Flow and heat transfer of nitrogen during liquid nitrogen fracturing in coalbed methane reservoirs

Abstract

Liquid nitrogen (LN2) fracturing has the potential to induce complex fracture networks, avoid formation damage, and eliminate water consumption. However, the flow and heat transfer of nitrogen in fractures and its effect on the fracture generation during LN2 fracturing have not been studied, and the fracturing mechanism remains unclear. In this paper, the nitrogen flow during LN2 fracturing in a straight fracture was simulated.
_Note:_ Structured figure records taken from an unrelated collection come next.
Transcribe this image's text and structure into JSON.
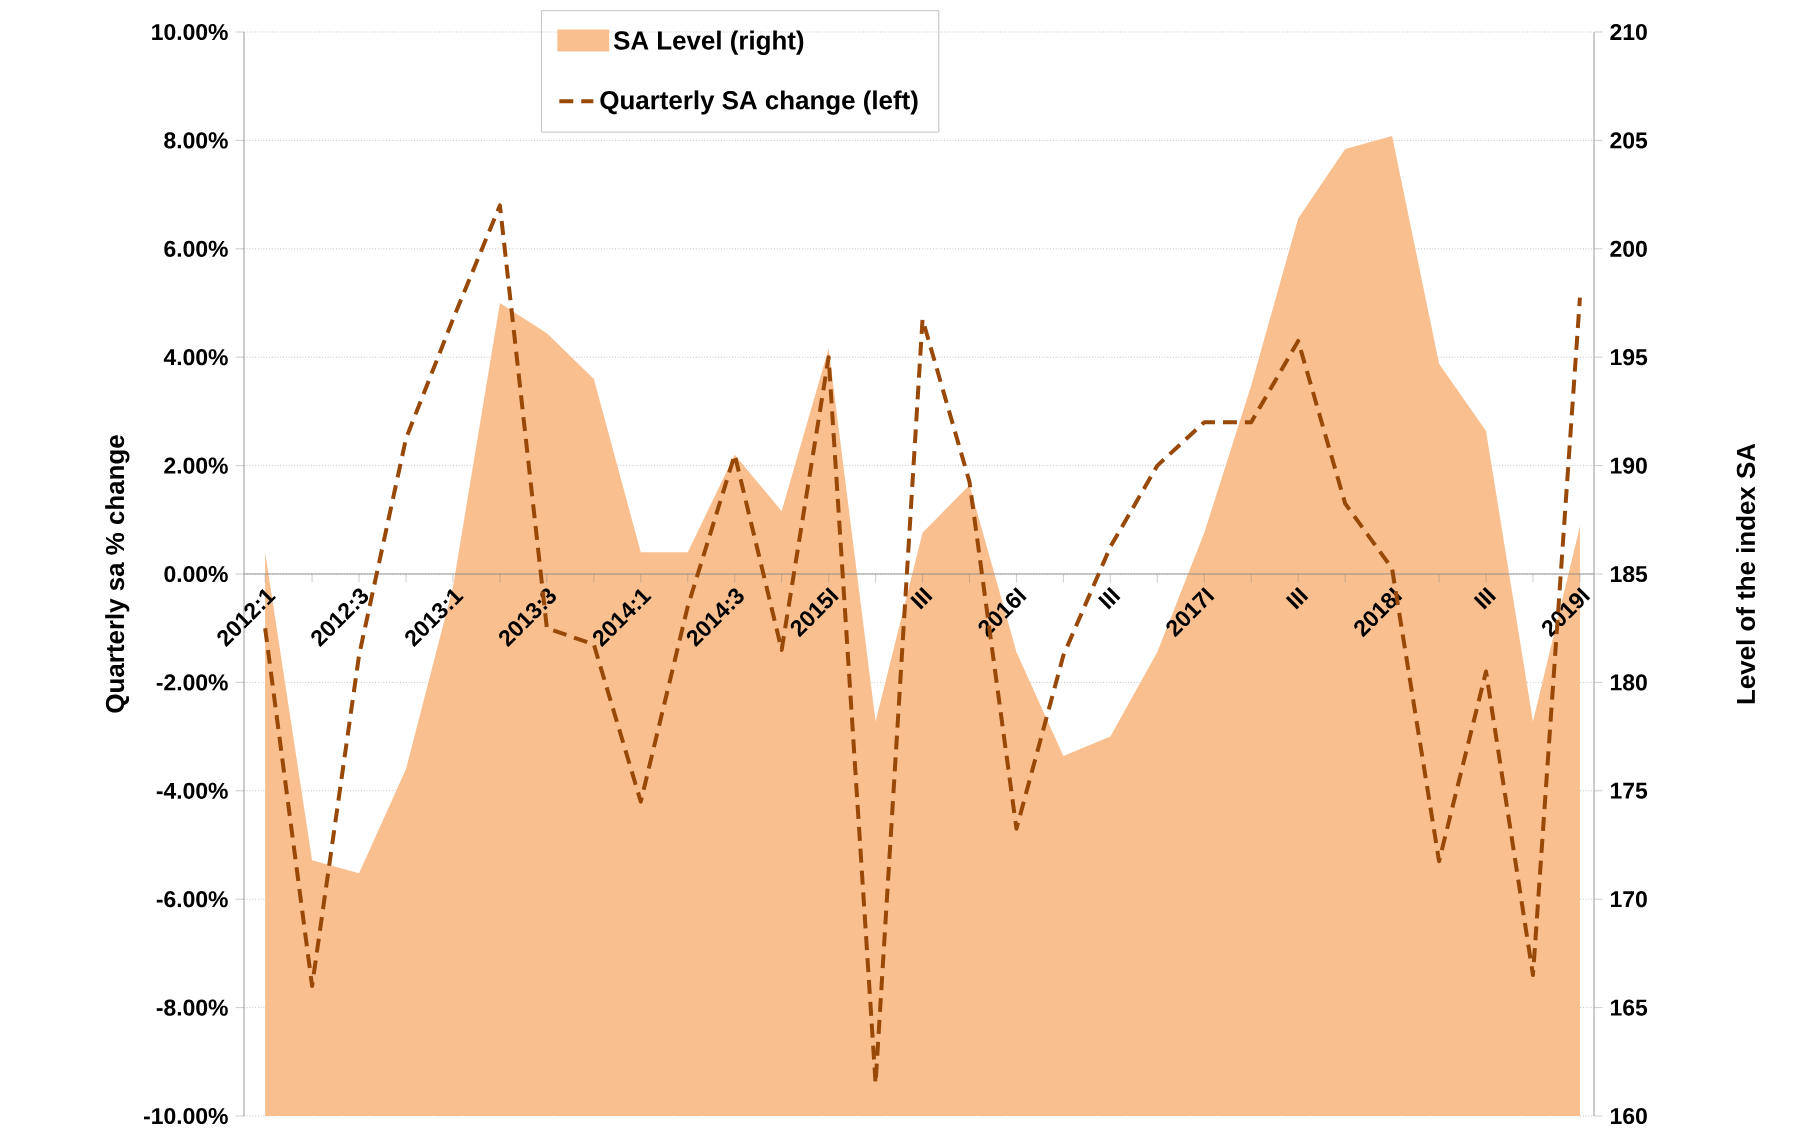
{
  "chart_data": {
    "type": "line",
    "ylabel": "Quarterly sa % change",
    "y2label": "Level of the index SA",
    "categories": [
      "2012:1",
      null,
      "2012:3",
      null,
      "2013:1",
      null,
      "2013:3",
      null,
      "2014:1",
      null,
      "2014:3",
      null,
      "2015I",
      null,
      "III",
      null,
      "2016I",
      null,
      "III",
      null,
      "2017I",
      null,
      "III",
      null,
      "2018I",
      null,
      "III",
      null,
      "2019I"
    ],
    "series": [
      {
        "name": "SA Level (right)",
        "type": "area",
        "axis": "y2",
        "color": "#f9bf8f",
        "values": [
          186.0,
          171.8,
          171.2,
          176.0,
          184.4,
          197.5,
          196.1,
          194.0,
          186.0,
          186.0,
          190.5,
          187.9,
          195.4,
          178.2,
          186.9,
          189.1,
          181.4,
          176.6,
          177.5,
          181.4,
          186.9,
          193.7,
          201.4,
          204.6,
          205.2,
          194.7,
          191.6,
          178.2,
          187.2
        ]
      },
      {
        "name": "Quarterly SA change (left)",
        "type": "line",
        "line_style": "dashed",
        "color": "#984807",
        "values": [
          -1.0,
          -7.6,
          -1.5,
          2.5,
          4.7,
          6.8,
          -1.0,
          -1.3,
          -4.2,
          -0.6,
          2.2,
          -1.4,
          4.0,
          -9.4,
          4.7,
          1.7,
          -4.7,
          -1.5,
          0.5,
          2.0,
          2.8,
          2.8,
          4.3,
          1.3,
          0.1,
          -5.3,
          -1.8,
          -7.4,
          5.1
        ]
      }
    ],
    "ylim": [
      -10,
      10
    ],
    "yticks": [
      {
        "value": -10,
        "label": "-10.00%"
      },
      {
        "value": -8,
        "label": "-8.00%"
      },
      {
        "value": -6,
        "label": "-6.00%"
      },
      {
        "value": -4,
        "label": "-4.00%"
      },
      {
        "value": -2,
        "label": "-2.00%"
      },
      {
        "value": 0,
        "label": "0.00%"
      },
      {
        "value": 2,
        "label": "2.00%"
      },
      {
        "value": 4,
        "label": "4.00%"
      },
      {
        "value": 6,
        "label": "6.00%"
      },
      {
        "value": 8,
        "label": "8.00%"
      },
      {
        "value": 10,
        "label": "10.00%"
      }
    ],
    "y2lim": [
      160,
      210
    ],
    "y2ticks": [
      160,
      165,
      170,
      175,
      180,
      185,
      190,
      195,
      200,
      205,
      210
    ],
    "grid": "y",
    "legend": "top"
  }
}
First, a 3D unsteady-state fluid flow and heat transfer model for LN2 fracturing in coalbed methane (CBM) reservoir was developed, which considered the phase transition of nitrogen, thermophysical properties variation of coal and the heat transfer between nitrogen and formation. This model was then validated against published analytical solutions. Subsequently, the model was applied to elucidate the phase distribution of nitrogen and its influence on fracture generation. Finally, the factors that affect the flow and heat transfer of nitrogen were analyzed. The results showed that the nitrogen at the fracture tip was in a supercritical state. Thermal stress had minor effects on the propagation of the main fracture. In addition, fracture aperture, injection velocity, reservoir temperature, injection fluid temperature, fracture propagation pressure and coal cleat porosity could affect the effectiveness of LN2 fracturing in a coal seam. The main findings of this study are the keys to the research of liquid nitrogen fracturing mechanisms in CBM reservoirs. • Nitrogen at the fracture tip is in supercritical state during the fracture propagation. • Thermal stress had minor effects on the propagation process of the main fracture. • LN2 injection parameters and coal cleat porosity could affect the heat transfer efficiency in LN2 fracturing in coal seam.